Voice Posted April 24, 2014 Posted April 24, 2014 I wouldn't call the coalescence of a "soul" as a conglomeration of smaller life forms magic, but a projection, a foci of a sort. It wasn't until I started thinking of it this way that I could appreciate what some of the more scientific persons here argue that consciousness and soul could be an illusion. From where we are in science right now, it would be difficult if not impossible to drum up evidence for higher life forms or sentience greater than ours. There's really not even evidence to show that animals or plants have sentience. We simply say they do based on the definition of life. All life is sentient. As to evidence of higher life forms, it may come. I'm patient. Have to be. Science is slow to move.
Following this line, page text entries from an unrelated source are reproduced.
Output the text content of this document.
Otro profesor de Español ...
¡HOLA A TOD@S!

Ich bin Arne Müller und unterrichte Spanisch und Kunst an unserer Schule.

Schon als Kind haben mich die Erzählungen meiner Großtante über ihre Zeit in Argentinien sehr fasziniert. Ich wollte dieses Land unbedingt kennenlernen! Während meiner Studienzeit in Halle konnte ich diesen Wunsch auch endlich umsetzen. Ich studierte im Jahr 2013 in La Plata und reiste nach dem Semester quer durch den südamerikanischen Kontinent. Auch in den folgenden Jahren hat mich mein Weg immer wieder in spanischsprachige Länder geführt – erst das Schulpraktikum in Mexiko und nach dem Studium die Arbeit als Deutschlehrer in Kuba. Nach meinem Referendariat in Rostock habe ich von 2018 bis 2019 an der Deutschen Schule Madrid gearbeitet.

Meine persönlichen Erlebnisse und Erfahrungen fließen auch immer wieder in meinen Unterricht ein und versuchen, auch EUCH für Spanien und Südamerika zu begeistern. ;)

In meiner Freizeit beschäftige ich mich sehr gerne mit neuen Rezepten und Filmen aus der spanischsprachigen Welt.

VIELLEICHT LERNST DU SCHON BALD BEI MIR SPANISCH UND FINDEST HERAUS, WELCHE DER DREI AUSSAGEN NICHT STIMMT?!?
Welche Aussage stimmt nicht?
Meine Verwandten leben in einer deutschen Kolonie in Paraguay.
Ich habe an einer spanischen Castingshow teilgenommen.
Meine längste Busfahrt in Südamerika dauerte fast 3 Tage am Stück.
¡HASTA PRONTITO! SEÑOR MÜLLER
Vigile Posted April 24, 2014 Posted April 24, 2014 All life is sentient. It is? Plants are self-aware? As to evidence of higher life forms, it may come. I'm patient. Have to be. Science is slow to move. It may. It may not. If it does, I'll let the evidence persuade me. I'm just not in the practice of expecting things that 'may' happen. The odds are too small in the realm of total possibility to get my hopes up over things we imagine might be yet have no evidence for yet. That's just me.
Sexton Blake Posted April 28, 2014 Posted April 28, 2014 That article had a serious amount of BS in it. So why does the universe need a purpose unless you are a god botherer?